We moved from the birth tub to the bath tub. Cathy had filled the tub with some soothing herbs. I rested in the tub for a bit while Anthony and Havivah and Solomon held Shulamit and bonded with her. When she came to me Cathy told me to support her by her jaw and let her float and unwind in the tub. She stretched out and moved and swayed. I could see the movements I had felt for months; they made so much more sense to see them on the outside. We looked at each other in awe.
From the tub there were more feedings, more sibling cuddling and finally sleep.
The first waking after birthing is surreal. What had been one are two. There is a baby bobbing on my chest looking for food. I feed her, it is tender: Her tiny mouth does not quite match my anatomy.
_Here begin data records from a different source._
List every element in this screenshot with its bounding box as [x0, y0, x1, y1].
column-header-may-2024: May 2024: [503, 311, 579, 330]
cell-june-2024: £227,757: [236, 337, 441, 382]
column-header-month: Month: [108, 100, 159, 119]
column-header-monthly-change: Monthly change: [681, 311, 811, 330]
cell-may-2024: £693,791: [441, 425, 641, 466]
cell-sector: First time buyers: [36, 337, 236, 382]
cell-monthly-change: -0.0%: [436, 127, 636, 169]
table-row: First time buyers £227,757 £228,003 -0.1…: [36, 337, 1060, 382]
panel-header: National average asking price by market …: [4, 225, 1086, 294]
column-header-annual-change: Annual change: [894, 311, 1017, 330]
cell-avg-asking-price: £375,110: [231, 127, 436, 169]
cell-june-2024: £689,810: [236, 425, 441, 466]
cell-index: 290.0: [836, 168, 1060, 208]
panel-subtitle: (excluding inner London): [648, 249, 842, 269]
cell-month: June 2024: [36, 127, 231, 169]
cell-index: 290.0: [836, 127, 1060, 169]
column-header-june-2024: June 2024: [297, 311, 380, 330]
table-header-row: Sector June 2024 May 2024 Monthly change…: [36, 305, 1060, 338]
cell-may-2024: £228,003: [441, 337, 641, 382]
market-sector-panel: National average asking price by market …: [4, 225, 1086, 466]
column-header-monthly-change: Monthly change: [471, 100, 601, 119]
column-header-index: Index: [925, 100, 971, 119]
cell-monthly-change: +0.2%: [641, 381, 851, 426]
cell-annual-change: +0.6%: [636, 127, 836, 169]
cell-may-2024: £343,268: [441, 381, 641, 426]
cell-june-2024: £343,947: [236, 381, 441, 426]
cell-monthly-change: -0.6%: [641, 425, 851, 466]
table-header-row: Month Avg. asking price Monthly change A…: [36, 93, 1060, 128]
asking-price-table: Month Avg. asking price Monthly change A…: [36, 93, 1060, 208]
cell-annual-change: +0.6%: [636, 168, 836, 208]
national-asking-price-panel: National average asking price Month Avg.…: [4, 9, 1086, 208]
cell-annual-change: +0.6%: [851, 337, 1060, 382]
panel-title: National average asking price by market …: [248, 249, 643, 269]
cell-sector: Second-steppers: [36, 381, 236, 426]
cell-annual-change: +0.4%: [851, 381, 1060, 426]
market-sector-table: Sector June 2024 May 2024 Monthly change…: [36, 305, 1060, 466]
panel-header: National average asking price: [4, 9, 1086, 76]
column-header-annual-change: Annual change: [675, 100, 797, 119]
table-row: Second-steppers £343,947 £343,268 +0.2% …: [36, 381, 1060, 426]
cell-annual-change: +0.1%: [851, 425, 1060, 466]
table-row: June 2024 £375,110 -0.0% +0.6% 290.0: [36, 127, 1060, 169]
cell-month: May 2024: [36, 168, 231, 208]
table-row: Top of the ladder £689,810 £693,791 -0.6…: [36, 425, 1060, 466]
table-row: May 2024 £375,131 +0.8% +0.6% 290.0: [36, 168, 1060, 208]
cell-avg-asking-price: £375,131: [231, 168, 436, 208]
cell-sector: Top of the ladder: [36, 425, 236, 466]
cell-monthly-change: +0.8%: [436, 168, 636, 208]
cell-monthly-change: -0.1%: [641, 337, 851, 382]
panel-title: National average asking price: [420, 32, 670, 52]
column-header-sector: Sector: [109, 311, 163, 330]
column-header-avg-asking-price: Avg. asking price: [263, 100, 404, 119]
Though I can’t see it, I trust she is getting colostrum and keep alert for her first eliminations.
We feed when she is awake or cueing in her sleep. When it hurts through the suckling, I readjust her to minimize nipple trauma. That first feeding injured my most challenging side.
They say that every subsequent birth the after pains are worse. I vaguely remembered them with my three previous births. I think we are primed to forget them.
These after pains roar in with a vengeance. They are worse than the labor pains and I cannot stay in the water with them. They come on strongest with nursing and the nipple pain at initiation is toe curling, then the after pains surge in. I must stay in the moment and get through it. I know it won’t last forever. It may be days before this passes, so I get through each feeding, each after pain one at a time.
Cathy tells me to take one teaspoon of Calcium and Magnesium every two hours. Maybe it helps. The she brings me a Black Haw and Cramp Bark tincture to take every 5 minutes if needed. I take it before and during nursing and it helps some. I also take Motherwort tincture to help with the emotional challenges. I also take Rescue Remedy in my water and sprinkle it on my kids and husband.
After a day and a half of after pains, that continue to make me moan to get through, I remembered to use my OHM forks. Oh, bliss. The forks directly over my uterus mellowed the roar to a hum. I would also use them on other points and I was able to move through after pains with more grace and less distress. I also began taking a Postpartum Chinese formula to help with the after pains and rebuild my Qi and Blood. The heated health stone in a moxa-infused pouch helps comfort my belly and back, and helps rebuild my strength.
After three or four days the after pains are done. The nipples are healing.
Baby is nursing beautifully every 2 hours or so, with some help. The initial nipple damage from her first nursing is still healing and historically it has been my hardest breast to feed on due to the flatness of the nipple.
Alecia Burgett, a local independent IBCLC, referred me to biologicalnurturing.com. Following the recommendations of reclining and nursing and resting made a world of difference. Also trusting that as my baby grows as long as I teach her how to latch on properly with a wide open mouth and lips flanged out we will get by and thrive. It takes at least six weeks to really get breastfeeding established and then it becomes second nature.
I am in baby bliss: Living in baby time. The demands of work and schedules are merely a whisper. I will stay here as long as I can.
Then I will create the balance of family and work.
It is hard, but it is worth it.
Knowledge, support and self care allow us to weather these storms and soar.
We are blessed and we keep breathing.